Like its competitor Ryman, Summerset has acquired land in Victoria Australia to provide for future growth. Earthworks have begun on their first village at Cranbourne North in Melbourne, and the first units are forecast for FY23.
Consensus target price for Summerset is $14.26, based on an average of four analysts’ price targets. Jarden’s price target is $12.00.
At the current price of $9.55, this provides a trailing PE ratio of 15.7x. The forecast PE ratio based on forecast FY22 results is 13.6x. This is based on forecast earnings increasing by 15% compared to FY21.
With price appreciation in the housing market, net tangible assets (NTA) grew by 41% to $8.44 per share. At the current price of $9.55, the price to NTA multiple is now 1.13, well below its 5-year average of 1.8x.
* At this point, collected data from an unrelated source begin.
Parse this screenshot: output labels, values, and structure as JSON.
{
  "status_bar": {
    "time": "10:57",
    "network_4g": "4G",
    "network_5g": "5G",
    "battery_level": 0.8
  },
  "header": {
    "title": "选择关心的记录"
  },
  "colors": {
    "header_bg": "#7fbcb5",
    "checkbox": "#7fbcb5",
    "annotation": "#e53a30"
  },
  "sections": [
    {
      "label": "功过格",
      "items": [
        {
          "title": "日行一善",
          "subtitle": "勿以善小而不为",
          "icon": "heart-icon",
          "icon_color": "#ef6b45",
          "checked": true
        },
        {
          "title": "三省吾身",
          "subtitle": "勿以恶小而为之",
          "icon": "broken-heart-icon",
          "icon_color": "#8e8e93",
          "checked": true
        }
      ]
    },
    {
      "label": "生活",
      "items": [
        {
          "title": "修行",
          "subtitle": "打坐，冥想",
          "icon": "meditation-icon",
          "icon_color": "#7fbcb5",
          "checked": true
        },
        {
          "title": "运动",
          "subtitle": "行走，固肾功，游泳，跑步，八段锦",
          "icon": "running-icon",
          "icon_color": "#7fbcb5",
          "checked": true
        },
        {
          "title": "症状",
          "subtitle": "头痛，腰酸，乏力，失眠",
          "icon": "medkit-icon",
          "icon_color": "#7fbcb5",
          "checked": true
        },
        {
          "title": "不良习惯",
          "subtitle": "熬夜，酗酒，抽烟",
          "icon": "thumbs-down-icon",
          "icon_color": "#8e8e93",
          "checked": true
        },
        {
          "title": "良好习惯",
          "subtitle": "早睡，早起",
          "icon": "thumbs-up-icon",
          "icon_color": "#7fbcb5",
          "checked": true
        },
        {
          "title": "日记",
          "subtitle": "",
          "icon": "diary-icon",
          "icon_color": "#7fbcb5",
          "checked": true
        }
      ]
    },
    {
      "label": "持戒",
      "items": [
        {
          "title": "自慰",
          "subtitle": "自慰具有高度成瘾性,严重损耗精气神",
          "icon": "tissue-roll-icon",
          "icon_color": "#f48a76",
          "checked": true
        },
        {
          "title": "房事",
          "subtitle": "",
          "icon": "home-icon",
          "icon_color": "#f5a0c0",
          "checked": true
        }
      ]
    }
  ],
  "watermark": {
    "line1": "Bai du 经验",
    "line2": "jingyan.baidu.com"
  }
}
Contact Energy will close its Te Rapa power station in June 2023, reducing its emissions by 20%. The plant is a gas-fuelled cogeneration plant, providing steam and electricity to Fonterra’s Te Rapa dairy factory. The current agreement with Fonterra expires in June 2023, at which time Fonterra will acquire the boiler, but the gas turbine used to generate electricity will be retired. The gap in electricity generation will be replaced by renewable generation – currently 83% of Contact’s electricity generation is renewable.
Current Share Price: $7.25, Consensus Target Price: $8.49
Fletcher Building has reiterated their guidance for EBIT of c.$750m for FY2022, and a forecast EBIT margin of 9.5% for the second half of FY2022.
Current Share Price: $5.08, Consensus Target Price: $7.35
Cancer diagnostics company Pacific Edge has announced their FY2022 results, being a net loss of $19.8m, down from a loss of $14.2m in the previous year. Revenue was up from $10.4m in pcp to $13.9m, an increase of 33%, reflecting growth in the adoption of the company’s diagnostics tests by physicians and healthcare organisations. Cxbladder total test volumes increased 46%.
Current Share Price: $0.68, Consensus Target Price: $0.98
Fonterra has raised its farmgate milk price forecast for the next NZ production year to $8.75-$10.25, an increase of $0.50 from the previous range. The increase is due to tight global supplies and a strong US dollar.